During childhood The Vietnam War made a big impression on me. It was easy to see the controversy in simple terms. I remember reading posters and lapel buttons. One poster read, "War is not healthy for children or other living things," yet my childhood recollections were innocent for "Make love, not war." On the other side, I saw bumper stickers exhorting us all to pray for or support our M.I.A.'s and P.O.W.'s.
`The Camden 28' would have been too specific and complicated for me to understand, so it is with greater appreciation I embrace this documentary as an adult. To be brief, twenty-eight people, mostly consisting of devout Catholics, including two priests, but a few Protestants as well, joined together to plan to infiltrate a government facility in Camden, NJ to steal draft records and burn them as their opposition to the Vietnam War. Usually the Catholic Church frowns on disobeying secular authority, but these 28 did so with conviction and at great risk.
Clocking in at less than an hour and a half, the film has recent interviews with some of the key participants. Their memories are sharply honed for detail, and there's plenty of news and "home movie" footage to back up their accounts. 'The Camden 28' squares solidly on the titled participants side, but it also features interviews by the key prosecuting and defense attorneys, giving their take on the whole affair. While I enjoyed their testimony, I also found the amount of material they used and the scope of their focus uses good judgment. Wisely, they spend a little time showing footage of the war, but they also provide newspaper clippings and news conferences documenting how the FBI was on their trail from the beginning of their plan.

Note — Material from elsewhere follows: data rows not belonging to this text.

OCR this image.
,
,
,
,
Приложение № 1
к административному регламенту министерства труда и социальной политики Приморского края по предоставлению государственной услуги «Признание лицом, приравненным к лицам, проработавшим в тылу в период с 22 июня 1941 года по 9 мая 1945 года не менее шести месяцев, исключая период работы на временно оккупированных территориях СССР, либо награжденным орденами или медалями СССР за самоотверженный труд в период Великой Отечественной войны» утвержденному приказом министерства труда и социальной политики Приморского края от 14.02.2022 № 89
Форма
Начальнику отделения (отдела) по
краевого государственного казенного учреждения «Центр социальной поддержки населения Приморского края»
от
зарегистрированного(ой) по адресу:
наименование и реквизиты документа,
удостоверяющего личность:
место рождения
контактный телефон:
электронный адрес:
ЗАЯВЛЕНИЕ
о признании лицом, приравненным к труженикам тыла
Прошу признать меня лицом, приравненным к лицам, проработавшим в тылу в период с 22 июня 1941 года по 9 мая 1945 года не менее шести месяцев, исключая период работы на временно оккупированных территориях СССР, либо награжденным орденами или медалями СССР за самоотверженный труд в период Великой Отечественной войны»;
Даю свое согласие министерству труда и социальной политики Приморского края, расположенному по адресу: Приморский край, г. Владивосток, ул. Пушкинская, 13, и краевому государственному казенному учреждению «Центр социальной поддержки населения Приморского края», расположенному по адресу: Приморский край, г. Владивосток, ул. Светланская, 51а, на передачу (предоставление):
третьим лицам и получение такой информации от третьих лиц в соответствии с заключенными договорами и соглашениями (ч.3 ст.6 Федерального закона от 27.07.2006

There's not much more I wish to share, for it's better to lay it down there as though you, too, are going into this journey for the first time. Even the initiated will appreciate some of the intrigue and insights the story and testimony bring to the viewer. How each participant recalls how they planned the heist and the maneuvering that went on during their famous trial is pretty remarkable. Plus it's good to hear them share their innermost thoughts on all of the events, including recollecting the riots in Camden that preceded their acts of "civil disobedience," as they call it.
While I may not agree entirely with their methods, the "Camden 28" had enough conviction in their beliefs to act out what seem to be "good intentions" for "a worthy cause". See 'The Camden 28' and judge for yourself.